Even with recent decisions to increase coverage (the commercial broadcast networks will provide an hour or two of live convention coverage nightly), PBS plans to fill its prime time hours from the Los Angeles and Philadelphia venues.
NBC and PBS worked together in 1992 and 1996, but NBC now has two cable networks to fill with public affairs programming, and the bulk of its coverage will be on MSNBC.

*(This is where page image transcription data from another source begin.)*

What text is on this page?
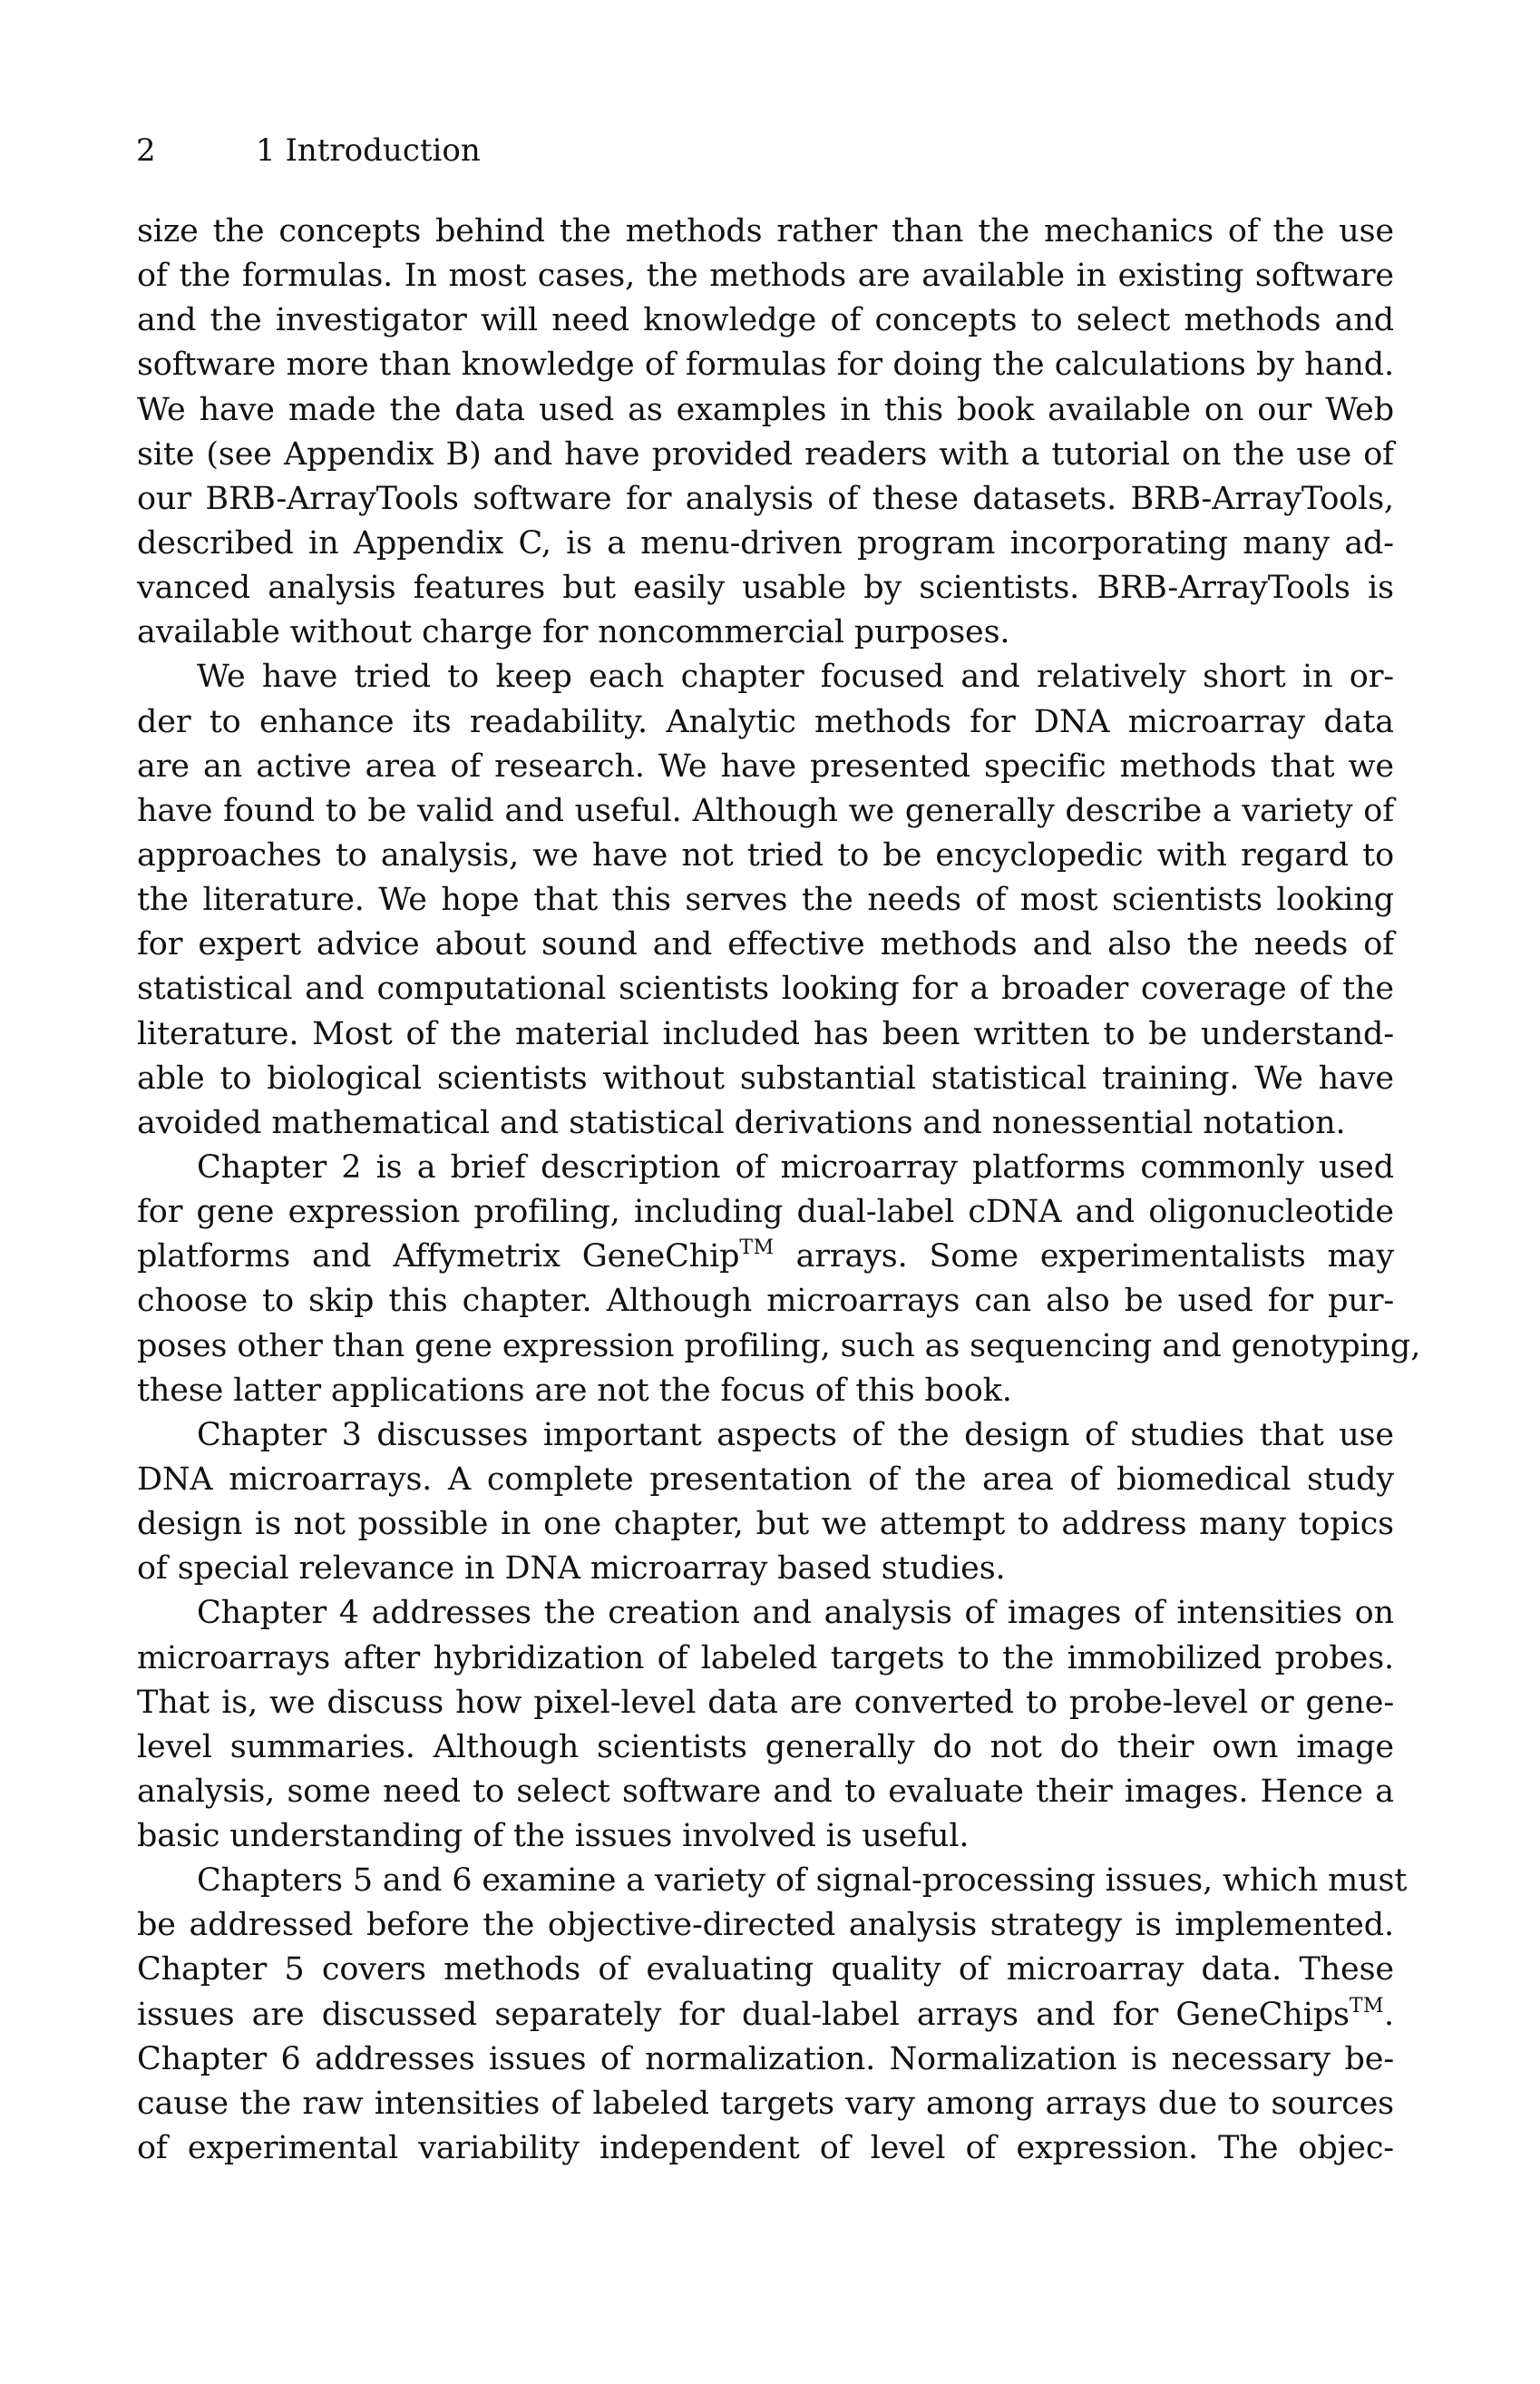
2	1 Introduction
size the concepts behind the methods rather than the mechanics of the use
of the formulas. In most cases, the methods are available in existing software
and the investigator will need knowledge of concepts to select methods and
software more than knowledge of formulas for doing the calculations by hand.
We have made the data used as examples in this book available on our Web
site (see Appendix B) and have provided readers with a tutorial on the use of
our BRB-ArrayTools software for analysis of these datasets. BRB-ArrayTools,
described in Appendix C, is a menu-driven program incorporating many ad-
vanced analysis features but easily usable by scientists. BRB-ArrayTools is
available without charge for noncommercial purposes.
We have tried to keep each chapter focused and relatively short in or-
der to enhance its readability. Analytic methods for DNA microarray data
are an active area of research. We have presented specific methods that we
have found to be valid and useful. Although we generally describe a variety of
approaches to analysis, we have not tried to be encyclopedic with regard to
the literature. We hope that this serves the needs of most scientists looking
for expert advice about sound and effective methods and also the needs of
statistical and computational scientists looking for a broader coverage of the
literature. Most of the material included has been written to be understand-
able to biological scientists without substantial statistical training. We have
avoided mathematical and statistical derivations and nonessential notation.
Chapter 2 is a brief description of microarray platforms commonly used
for gene expression profiling, including dual-label cDNA and oligonucleotide
platforms and Affymetrix GeneChip™ arrays. Some experimentalists may
choose to skip this chapter. Although microarrays can also be used for pur-
poses other than gene expression profiling, such as sequencing and genotyping,
these latter applications are not the focus of this book.
Chapter 3 discusses important aspects of the design of studies that use
DNA microarrays. A complete presentation of the area of biomedical study
design is not possible in one chapter, but we attempt to address many topics
of special relevance in DNA microarray based studies.
Chapter 4 addresses the creation and analysis of images of intensities on
microarrays after hybridization of labeled targets to the immobilized probes.
That is, we discuss how pixel-level data are converted to probe-level or gene-
level summaries. Although scientists generally do not do their own image
analysis, some need to select software and to evaluate their images. Hence a
basic understanding of the issues involved is useful.
Chapters 5 and 6 examine a variety of signal-processing issues, which must
be addressed before the objective-directed analysis strategy is implemented.
Chapter 5 covers methods of evaluating quality of microarray data. These
issues are discussed separately for dual-label arrays and for GeneChips™.
Chapter 6 addresses issues of normalization. Normalization is necessary be-
cause the raw intensities of labeled targets vary among arrays due to sources
of experimental variability independent of level of expression. The objec-
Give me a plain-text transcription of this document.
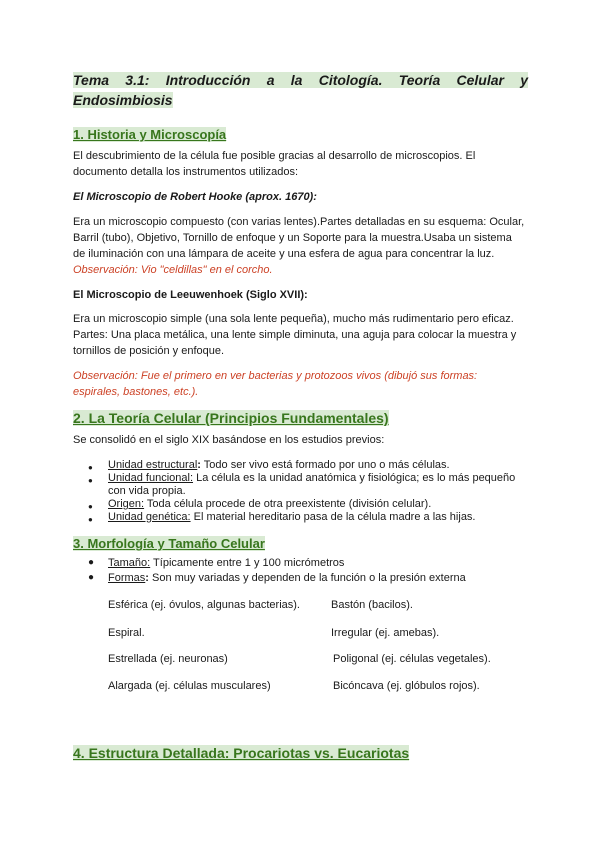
Tema 3.1: Introducción a la Citología. Teoría Celular y
Endosimbiosis
1. Historia y Microscopía
El descubrimiento de la célula fue posible gracias al desarrollo de microscopios. El
documento detalla los instrumentos utilizados:
El Microscopio de Robert Hooke (aprox. 1670):
Era un microscopio compuesto (con varias lentes).Partes detalladas en su esquema: Ocular,
Barril (tubo), Objetivo, Tornillo de enfoque y un Soporte para la muestra.Usaba un sistema
de iluminación con una lámpara de aceite y una esfera de agua para concentrar la luz.
Observación: Vio "celdillas" en el corcho.
El Microscopio de Leeuwenhoek (Siglo XVII):
Era un microscopio simple (una sola lente pequeña), mucho más rudimentario pero eficaz.
Partes: Una placa metálica, una lente simple diminuta, una aguja para colocar la muestra y
tornillos de posición y enfoque.
Observación: Fue el primero en ver bacterias y protozoos vivos (dibujó sus formas:
espirales, bastones, etc.).
2. La Teoría Celular (Principios Fundamentales)
Se consolidó en el siglo XIX basándose en los estudios previos:
● Unidad estructural: Todo ser vivo está formado por uno o más células.
● Unidad funcional: La célula es la unidad anatómica y fisiológica; es lo más pequeño
con vida propia.
● Origen: Toda célula procede de otra preexistente (división celular).
● Unidad genética: El material hereditario pasa de la célula madre a las hijas.
3. Morfología y Tamaño Celular
● Tamaño: Típicamente entre 1 y 100 micrómetros
● Formas: Son muy variadas y dependen de la función o la presión externa
Esférica (ej. óvulos, algunas bacterias).	Bastón (bacilos).
Espiral.	Irregular (ej. amebas).
Estrellada (ej. neuronas)	Poligonal (ej. células vegetales).
Alargada (ej. células musculares)	Bicóncava (ej. glóbulos rojos).
4. Estructura Detallada: Procariotas vs. Eucariotas
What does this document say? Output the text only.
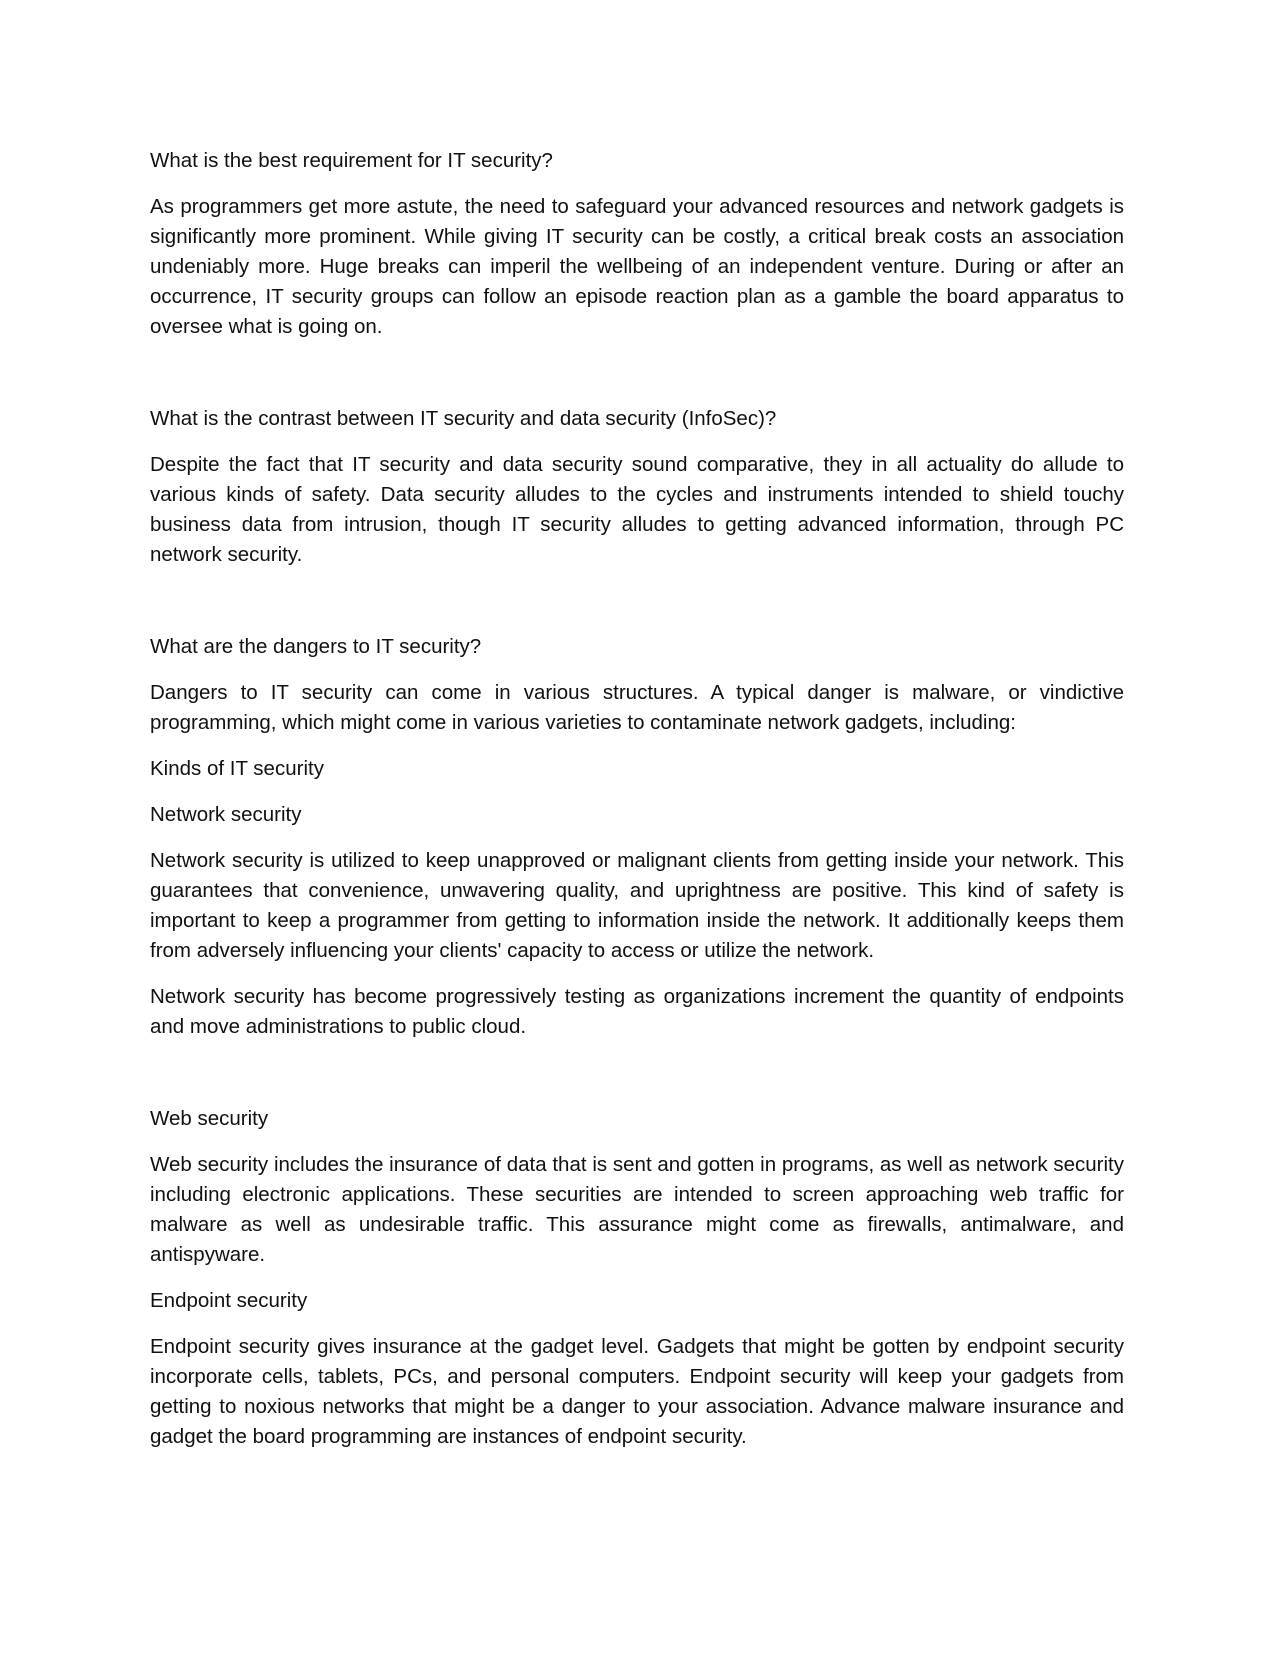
What is the best requirement for IT security?

As programmers get more astute, the need to safeguard your advanced resources and network gadgets is significantly more prominent. While giving IT security can be costly, a critical break costs an association undeniably more. Huge breaks can imperil the wellbeing of an independent venture. During or after an occurrence, IT security groups can follow an episode reaction plan as a gamble the board apparatus to oversee what is going on.

What is the contrast between IT security and data security (InfoSec)?

Despite the fact that IT security and data security sound comparative, they in all actuality do allude to various kinds of safety. Data security alludes to the cycles and instruments intended to shield touchy business data from intrusion, though IT security alludes to getting advanced information, through PC network security.

What are the dangers to IT security?

Dangers to IT security can come in various structures. A typical danger is malware, or vindictive programming, which might come in various varieties to contaminate network gadgets, including:

Kinds of IT security

Network security

Network security is utilized to keep unapproved or malignant clients from getting inside your network. This guarantees that convenience, unwavering quality, and uprightness are positive. This kind of safety is important to keep a programmer from getting to information inside the network. It additionally keeps them from adversely influencing your clients' capacity to access or utilize the network.

Network security has become progressively testing as organizations increment the quantity of endpoints and move administrations to public cloud.

Web security

Web security includes the insurance of data that is sent and gotten in programs, as well as network security including electronic applications. These securities are intended to screen approaching web traffic for malware as well as undesirable traffic. This assurance might come as firewalls, antimalware, and antispyware.

Endpoint security

Endpoint security gives insurance at the gadget level. Gadgets that might be gotten by endpoint security incorporate cells, tablets, PCs, and personal computers. Endpoint security will keep your gadgets from getting to noxious networks that might be a danger to your association. Advance malware insurance and gadget the board programming are instances of endpoint security.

But since the last convention, PBS' Newshour With Jim Lehrer, which will functions as the network's news organ for the conventions, has added two senior correspondents, Gwen Ifill and Ray Suarez, to join Margaret Warner and Elizabeth Farnsworth. The network will have a second studio in addition to its anchor booth, access to the many C-SPAN pool cameras covering the convention hall, and a slate of well-known historians (Michael Beschloss, Doris Kearns Goodwin and Haynes Johnson) and pundits (Mark Shields and Paul Gigot) for analysis and perspective.
"Even though the selection for presidential candidates has been decided," said Newshour Executive Producer Les Crystal, "and that takes away some of the mystery and some of the spontaneity, the conventions will be very important to the campaign. A large part of the country-the part that votes-will be interested."
PBS' ratings for convention coverage in 1996 were in the low-to-mid-2 range, less than one of the major networks but more than cable networks providing convention coverage. It expects to match or surpass that performance.